Environment of Bryce Canyon
Bryce Canyon is not a huge park in size at 35,835 acres, but what it lacks in size it makes up for in beauty. The main feature of Bryce Canyon’s topography is the strange Hoodoo formations that the Park was created to protect. While the rim of the park is fairly flat, it is a ruff and rugged landscape once you make your way down to the surreal amphitheatres below the rim. Bryce Canyon’s Hoodoos are its main geologic feature, and were formed by the erosion of altering hard and soft rock layers of the Clarion Formation. This rough pattern that is not uniform, is what makes a hoodoo different from a spire, which has a uniform, tapered thickness, and a fairly smooth surface. Bryce is not a true canyon, and the chief force in the creation of the hoodoos is weathering and the frost-wedging, and not flowing water.
Bryce Canyon Flora and Fauna
Because of Bryce Canyon National Parks location on a high plateau, its get much more precipitation than the surrounding deserts. This increase in precipitation and cooler temperature means you’ll find fir, spruce and aspen at the highest elevations and ponderosa pines at the median altitudes. Lower in elevation you find pinyon juniper forest, and cactus, yucca and other desert plants in the lowest regions of the park. Bryce Canyon also has splendid wildflowers throughout the park. This diverse landscape also holds many species of animals. From Rocky Mountain Elk and Pronghorn, to migratory birds, Bryce is home to many birds, mammals and reptiles.
Bryce Canyon Accommodations
Bryce Canyon Lodge is the only lodge inside the park, and its operating season is April 1st to October 31st. There are several lodging options right outside the park and in nearby towns. If you have an RV there are three campgrounds with hook-ups right outside the park. These campgrounds also have tent sites, but there are better options for tent campers in Dixie National Forest.
Bryce Canyon Activities
Bryce is a great place to walk along the rim, check out a ranger talk or star gaze. The park is also a great place to go for a hike. Although most of the trails are day hikes, there are a couple of backpacking options. Private stock is allowed on park trails as well, and is a popular activity in the park. In the wintertime Bryce Canyon also has some nice trails fro snowshoeing or cross country skiing. Outside the park there are several companies that offer scenic flights, atv rides, and a great bike trail in Dixie National Forest.
Bryce Canyon Food and Drink
Inside Bryce Canyon National Park the Bryce Canyon Lodge is the only place with a restaurant, but you can also pick up food at the grocery store. Outside the park there are several restaurants to choose from as well as some small grocery stores.

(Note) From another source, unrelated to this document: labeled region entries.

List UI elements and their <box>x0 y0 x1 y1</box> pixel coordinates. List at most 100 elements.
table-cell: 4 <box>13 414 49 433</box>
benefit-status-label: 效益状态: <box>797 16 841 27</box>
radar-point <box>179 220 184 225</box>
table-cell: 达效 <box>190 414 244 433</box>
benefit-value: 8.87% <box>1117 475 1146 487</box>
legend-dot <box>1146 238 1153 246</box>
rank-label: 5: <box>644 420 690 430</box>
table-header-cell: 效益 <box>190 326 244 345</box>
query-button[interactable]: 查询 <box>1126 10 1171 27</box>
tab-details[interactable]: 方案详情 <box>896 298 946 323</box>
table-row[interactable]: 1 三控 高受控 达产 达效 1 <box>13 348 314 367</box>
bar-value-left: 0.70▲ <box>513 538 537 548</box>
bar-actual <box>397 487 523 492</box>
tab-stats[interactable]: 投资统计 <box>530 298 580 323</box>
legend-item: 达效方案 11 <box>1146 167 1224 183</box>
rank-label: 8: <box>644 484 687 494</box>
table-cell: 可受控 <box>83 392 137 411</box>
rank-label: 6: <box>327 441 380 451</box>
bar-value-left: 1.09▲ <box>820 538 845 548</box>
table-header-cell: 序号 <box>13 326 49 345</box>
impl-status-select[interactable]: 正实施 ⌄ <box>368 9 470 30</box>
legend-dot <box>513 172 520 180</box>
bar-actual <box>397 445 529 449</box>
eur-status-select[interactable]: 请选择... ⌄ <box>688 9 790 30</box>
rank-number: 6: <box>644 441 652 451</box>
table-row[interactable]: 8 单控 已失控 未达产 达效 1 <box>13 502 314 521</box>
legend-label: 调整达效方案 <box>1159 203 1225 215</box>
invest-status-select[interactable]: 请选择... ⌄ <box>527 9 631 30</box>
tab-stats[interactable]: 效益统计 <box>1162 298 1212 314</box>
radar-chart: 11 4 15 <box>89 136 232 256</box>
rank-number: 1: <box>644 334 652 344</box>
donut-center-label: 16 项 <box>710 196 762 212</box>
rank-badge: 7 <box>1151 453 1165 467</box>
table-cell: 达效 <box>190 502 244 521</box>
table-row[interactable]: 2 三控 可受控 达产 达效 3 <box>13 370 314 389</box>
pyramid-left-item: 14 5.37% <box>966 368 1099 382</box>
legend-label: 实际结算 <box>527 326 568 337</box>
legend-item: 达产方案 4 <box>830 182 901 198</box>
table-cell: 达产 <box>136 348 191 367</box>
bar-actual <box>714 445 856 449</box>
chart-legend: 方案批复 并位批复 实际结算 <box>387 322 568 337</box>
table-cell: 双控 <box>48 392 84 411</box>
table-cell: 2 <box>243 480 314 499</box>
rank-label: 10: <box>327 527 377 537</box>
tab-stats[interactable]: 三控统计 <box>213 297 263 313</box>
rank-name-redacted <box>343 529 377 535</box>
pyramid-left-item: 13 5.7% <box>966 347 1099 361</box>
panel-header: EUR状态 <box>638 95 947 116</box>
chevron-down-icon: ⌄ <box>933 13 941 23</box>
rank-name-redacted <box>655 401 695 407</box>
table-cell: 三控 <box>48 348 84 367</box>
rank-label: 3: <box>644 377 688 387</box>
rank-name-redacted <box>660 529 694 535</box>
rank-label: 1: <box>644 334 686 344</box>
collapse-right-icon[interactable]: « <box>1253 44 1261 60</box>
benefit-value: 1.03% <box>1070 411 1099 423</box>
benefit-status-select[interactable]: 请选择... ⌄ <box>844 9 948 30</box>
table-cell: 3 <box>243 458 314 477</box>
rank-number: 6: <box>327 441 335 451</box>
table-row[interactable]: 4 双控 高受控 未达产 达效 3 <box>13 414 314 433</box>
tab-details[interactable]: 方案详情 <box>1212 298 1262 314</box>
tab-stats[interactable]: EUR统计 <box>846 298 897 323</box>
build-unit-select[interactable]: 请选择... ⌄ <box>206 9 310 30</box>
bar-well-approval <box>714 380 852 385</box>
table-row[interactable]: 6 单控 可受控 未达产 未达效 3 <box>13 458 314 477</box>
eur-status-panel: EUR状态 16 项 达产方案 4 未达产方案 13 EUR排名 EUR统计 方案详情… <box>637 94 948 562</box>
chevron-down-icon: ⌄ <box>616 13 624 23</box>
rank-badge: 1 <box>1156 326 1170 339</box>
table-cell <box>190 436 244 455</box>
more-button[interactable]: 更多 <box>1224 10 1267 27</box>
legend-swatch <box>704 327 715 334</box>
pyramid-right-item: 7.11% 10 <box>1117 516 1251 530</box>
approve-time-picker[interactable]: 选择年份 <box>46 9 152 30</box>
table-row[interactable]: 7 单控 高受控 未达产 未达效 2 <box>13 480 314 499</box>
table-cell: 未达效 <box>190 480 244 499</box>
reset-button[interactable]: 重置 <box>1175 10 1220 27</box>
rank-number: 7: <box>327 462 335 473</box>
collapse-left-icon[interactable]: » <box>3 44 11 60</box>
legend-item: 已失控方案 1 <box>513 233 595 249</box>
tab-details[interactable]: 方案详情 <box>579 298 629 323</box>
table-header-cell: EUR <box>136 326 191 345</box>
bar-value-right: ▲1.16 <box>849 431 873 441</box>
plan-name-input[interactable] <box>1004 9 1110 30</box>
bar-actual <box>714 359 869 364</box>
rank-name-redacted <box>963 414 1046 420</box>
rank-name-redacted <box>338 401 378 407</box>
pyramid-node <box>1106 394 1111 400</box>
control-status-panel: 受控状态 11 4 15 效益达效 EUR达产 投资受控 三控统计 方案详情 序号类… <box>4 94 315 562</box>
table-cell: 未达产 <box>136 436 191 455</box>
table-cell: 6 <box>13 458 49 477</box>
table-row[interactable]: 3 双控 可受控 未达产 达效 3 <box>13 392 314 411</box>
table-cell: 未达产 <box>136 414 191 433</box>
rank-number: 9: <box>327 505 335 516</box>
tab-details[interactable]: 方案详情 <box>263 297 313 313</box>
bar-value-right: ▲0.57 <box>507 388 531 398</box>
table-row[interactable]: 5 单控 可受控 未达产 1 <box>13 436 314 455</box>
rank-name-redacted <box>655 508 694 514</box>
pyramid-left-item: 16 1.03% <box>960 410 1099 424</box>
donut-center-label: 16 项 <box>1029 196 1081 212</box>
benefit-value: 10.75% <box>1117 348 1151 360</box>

Bryce Canyon Health, Safety and Hazards
Because of its elevation, propensity for storms, and open areas on the rim lightening is probably the biggest threat in the park. Sunburn is also a problem at Bryce, because the suns rays are stronger at higher elevation, and the pleasant temperatures make visitors unaware of the danger.
Bryce Canyon Culture and History
Bryce Canyon was designated a National Park in 1924, but people have been coming here for nearly 10,000 years. Unlike many other parks on the Colorado Plateau, long-term settlement has not been found in the park. The weather was just too harsh, and most ancestral people were just passing through on hunting trips, or harvesting pine nuts. Mormon pioneers built irrigation systems on the plateau for crops in the valley below, but some people might just have been visiting like people still do today.